I am trying to read a CSV file from S3 using Apache Spark, but I encounter the following error:
java.lang.NoClassDefFoundError: software/amazon/awssdk/transfer/s3/progress/TransferListener
at java.base/java.lang.Class.forName0(Native Method)
at java.base/java.lang.Class.forName(Class.java:398)

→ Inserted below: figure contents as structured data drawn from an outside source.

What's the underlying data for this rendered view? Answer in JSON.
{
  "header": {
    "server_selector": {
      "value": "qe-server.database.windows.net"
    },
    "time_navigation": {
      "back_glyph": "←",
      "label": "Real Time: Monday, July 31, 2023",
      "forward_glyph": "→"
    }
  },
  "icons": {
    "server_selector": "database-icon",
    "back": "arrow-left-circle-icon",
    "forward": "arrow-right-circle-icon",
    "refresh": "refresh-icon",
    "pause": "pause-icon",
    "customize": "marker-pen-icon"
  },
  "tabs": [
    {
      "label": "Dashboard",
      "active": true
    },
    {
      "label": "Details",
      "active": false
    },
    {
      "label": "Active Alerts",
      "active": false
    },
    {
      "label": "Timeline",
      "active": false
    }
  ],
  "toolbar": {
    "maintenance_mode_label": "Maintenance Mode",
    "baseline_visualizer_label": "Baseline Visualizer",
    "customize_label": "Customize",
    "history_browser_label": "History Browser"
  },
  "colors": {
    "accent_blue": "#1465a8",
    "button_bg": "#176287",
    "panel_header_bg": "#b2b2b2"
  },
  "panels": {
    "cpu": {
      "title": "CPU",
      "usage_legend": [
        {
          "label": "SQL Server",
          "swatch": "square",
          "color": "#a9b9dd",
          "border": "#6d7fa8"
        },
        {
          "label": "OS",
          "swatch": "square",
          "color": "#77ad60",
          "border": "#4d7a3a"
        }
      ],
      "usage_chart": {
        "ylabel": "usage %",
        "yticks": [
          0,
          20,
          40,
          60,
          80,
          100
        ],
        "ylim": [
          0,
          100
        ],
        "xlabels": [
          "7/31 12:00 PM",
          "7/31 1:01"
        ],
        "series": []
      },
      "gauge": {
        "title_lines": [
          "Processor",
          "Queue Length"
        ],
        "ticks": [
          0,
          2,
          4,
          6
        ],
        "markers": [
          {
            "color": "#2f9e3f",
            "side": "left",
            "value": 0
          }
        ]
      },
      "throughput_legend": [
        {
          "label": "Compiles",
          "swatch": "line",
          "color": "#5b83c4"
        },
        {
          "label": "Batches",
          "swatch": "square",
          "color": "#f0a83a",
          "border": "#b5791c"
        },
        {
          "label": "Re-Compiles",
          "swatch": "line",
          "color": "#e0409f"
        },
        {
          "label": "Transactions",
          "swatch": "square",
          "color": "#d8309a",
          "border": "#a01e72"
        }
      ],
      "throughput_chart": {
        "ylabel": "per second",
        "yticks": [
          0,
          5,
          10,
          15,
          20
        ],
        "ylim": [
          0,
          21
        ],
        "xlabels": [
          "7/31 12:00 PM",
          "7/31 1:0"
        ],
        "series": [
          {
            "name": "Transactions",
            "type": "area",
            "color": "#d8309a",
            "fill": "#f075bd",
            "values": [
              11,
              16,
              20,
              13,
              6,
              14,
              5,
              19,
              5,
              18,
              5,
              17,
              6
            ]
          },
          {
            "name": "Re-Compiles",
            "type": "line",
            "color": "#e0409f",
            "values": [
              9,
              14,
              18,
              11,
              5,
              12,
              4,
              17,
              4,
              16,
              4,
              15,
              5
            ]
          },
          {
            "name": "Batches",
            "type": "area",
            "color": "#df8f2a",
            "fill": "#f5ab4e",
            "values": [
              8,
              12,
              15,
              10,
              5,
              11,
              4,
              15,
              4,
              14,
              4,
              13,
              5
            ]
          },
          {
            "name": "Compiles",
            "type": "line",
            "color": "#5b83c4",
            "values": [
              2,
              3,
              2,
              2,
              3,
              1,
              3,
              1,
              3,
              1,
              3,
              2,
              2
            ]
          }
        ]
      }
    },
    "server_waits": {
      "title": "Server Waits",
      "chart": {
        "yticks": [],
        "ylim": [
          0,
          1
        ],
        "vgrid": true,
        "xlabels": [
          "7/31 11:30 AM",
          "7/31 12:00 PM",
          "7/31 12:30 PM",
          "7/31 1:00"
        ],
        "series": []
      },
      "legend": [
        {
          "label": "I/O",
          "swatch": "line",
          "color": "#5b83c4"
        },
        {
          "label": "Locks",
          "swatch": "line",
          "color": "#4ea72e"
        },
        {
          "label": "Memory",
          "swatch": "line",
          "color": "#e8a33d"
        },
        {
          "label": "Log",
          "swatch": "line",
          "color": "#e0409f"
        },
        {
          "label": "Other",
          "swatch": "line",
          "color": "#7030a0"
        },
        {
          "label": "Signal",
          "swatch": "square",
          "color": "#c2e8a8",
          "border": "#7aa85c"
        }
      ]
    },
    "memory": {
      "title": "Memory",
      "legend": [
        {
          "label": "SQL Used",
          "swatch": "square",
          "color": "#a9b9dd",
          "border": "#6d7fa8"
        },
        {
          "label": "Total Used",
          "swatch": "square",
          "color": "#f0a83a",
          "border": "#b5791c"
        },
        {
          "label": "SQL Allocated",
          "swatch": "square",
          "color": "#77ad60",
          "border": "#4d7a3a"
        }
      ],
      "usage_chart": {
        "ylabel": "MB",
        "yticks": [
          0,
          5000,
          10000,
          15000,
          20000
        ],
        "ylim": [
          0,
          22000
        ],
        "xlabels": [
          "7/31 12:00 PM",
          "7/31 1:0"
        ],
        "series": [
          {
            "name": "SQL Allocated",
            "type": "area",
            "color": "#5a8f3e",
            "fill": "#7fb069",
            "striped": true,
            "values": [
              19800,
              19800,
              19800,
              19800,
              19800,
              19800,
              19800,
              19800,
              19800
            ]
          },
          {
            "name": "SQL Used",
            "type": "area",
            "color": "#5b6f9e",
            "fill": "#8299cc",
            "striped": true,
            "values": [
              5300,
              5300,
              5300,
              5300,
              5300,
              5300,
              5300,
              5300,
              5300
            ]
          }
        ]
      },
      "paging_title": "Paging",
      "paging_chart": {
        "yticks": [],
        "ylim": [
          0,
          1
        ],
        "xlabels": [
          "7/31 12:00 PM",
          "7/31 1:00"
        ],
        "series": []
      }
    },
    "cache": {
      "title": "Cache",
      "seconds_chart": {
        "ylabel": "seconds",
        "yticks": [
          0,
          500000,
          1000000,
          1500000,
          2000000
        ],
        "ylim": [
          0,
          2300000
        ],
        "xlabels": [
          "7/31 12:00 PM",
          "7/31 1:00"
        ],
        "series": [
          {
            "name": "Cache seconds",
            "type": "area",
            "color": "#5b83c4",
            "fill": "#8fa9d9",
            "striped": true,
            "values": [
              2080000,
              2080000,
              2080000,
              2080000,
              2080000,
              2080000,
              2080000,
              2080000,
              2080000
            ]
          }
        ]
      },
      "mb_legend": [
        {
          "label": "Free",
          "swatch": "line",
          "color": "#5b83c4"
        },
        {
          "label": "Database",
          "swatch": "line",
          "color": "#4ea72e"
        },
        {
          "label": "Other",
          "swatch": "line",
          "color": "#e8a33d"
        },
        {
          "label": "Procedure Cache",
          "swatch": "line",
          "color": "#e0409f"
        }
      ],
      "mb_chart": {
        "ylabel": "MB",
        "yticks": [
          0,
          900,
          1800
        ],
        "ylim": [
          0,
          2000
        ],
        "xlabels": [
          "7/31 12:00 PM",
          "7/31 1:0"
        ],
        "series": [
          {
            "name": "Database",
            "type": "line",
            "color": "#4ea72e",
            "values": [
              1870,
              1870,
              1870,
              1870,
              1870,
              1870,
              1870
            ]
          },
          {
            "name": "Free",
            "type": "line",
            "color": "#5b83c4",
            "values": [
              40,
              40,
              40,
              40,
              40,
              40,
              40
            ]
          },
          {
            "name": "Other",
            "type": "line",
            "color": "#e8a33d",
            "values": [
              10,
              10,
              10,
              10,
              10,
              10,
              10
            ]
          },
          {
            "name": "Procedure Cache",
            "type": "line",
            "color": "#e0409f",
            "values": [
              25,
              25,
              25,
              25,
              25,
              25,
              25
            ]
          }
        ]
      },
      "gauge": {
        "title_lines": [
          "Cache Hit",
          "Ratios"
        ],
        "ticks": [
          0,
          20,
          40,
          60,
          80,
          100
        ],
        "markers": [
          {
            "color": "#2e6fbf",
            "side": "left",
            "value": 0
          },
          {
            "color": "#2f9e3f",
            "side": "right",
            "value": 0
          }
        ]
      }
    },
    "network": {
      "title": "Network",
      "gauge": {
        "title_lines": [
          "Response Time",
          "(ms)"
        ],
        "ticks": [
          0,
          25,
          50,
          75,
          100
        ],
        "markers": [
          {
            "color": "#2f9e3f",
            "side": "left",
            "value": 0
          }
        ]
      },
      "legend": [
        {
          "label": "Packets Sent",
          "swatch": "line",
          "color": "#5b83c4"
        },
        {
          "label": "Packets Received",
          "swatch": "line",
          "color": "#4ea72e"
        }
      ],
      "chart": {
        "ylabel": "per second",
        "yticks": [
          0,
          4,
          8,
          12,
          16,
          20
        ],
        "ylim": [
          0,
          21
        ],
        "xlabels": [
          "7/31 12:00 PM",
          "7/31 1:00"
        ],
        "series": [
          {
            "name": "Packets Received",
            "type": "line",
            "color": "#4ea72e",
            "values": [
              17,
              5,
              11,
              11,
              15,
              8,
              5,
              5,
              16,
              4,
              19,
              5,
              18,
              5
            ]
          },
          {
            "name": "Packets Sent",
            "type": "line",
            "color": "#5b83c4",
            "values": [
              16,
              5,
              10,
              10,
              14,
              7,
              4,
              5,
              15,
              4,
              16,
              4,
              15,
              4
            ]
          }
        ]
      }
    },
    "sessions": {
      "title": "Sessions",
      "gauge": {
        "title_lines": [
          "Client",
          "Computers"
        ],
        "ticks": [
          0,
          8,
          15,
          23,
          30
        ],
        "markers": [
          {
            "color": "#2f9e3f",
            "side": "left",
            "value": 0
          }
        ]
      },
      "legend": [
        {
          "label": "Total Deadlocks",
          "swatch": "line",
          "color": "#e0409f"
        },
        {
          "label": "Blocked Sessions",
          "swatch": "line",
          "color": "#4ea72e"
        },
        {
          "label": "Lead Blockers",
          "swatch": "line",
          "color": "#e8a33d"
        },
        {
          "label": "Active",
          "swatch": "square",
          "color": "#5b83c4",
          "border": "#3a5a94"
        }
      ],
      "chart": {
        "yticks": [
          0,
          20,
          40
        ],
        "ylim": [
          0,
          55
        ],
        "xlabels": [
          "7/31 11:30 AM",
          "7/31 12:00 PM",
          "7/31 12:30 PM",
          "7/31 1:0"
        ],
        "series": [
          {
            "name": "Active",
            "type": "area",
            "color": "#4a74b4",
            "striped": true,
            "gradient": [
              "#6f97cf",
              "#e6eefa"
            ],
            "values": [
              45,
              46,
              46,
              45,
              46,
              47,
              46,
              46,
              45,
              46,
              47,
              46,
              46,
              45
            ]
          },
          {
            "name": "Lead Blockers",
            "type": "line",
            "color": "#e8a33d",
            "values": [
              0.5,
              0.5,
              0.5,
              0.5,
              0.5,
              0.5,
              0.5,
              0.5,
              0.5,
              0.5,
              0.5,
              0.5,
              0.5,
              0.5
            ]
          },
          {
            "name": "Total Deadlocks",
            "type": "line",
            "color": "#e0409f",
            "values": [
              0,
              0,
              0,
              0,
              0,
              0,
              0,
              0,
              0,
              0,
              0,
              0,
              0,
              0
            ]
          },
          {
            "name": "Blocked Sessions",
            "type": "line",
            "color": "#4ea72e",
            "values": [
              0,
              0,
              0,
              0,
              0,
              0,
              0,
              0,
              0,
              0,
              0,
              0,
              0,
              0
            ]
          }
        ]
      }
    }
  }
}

at org.apache.hadoop.conf.Configuration.getClassByNameOrNull(Configuration.java:2625)
...
These are the jars I'm using:
C:/spark/jars/iceberg-spark-runtime-3.5_2.12-1.7.1.jar,
C:/spark/jars/hadoop-aws-3.4.0.jar,
C:/spark/jars/aws-java-sdk-core-1.11.999.jar,
C:/spark/jars/aws-java-sdk-s3-1.11.999.jar,
C:/spark/jars/aws-sdk-core-2.17.99.jar,
C:/spark/jars/aws-sdk-s3-2.17.99.jar
Using only AWS SDK v1 (aws-java-sdk-core and aws-java-sdk-s3) causes authentication errors.
Using only AWS SDK v2 (aws-sdk-core and aws-sdk-s3) results in missing TransferListener.
Combining v1 and v2 jars in the spark-shell command, I'm still getting the same NoClassDefFoundError
.
You should use spark.jars.packages
config variable in the codebase where you are using these functions, not directly modifying the global Spark classpath.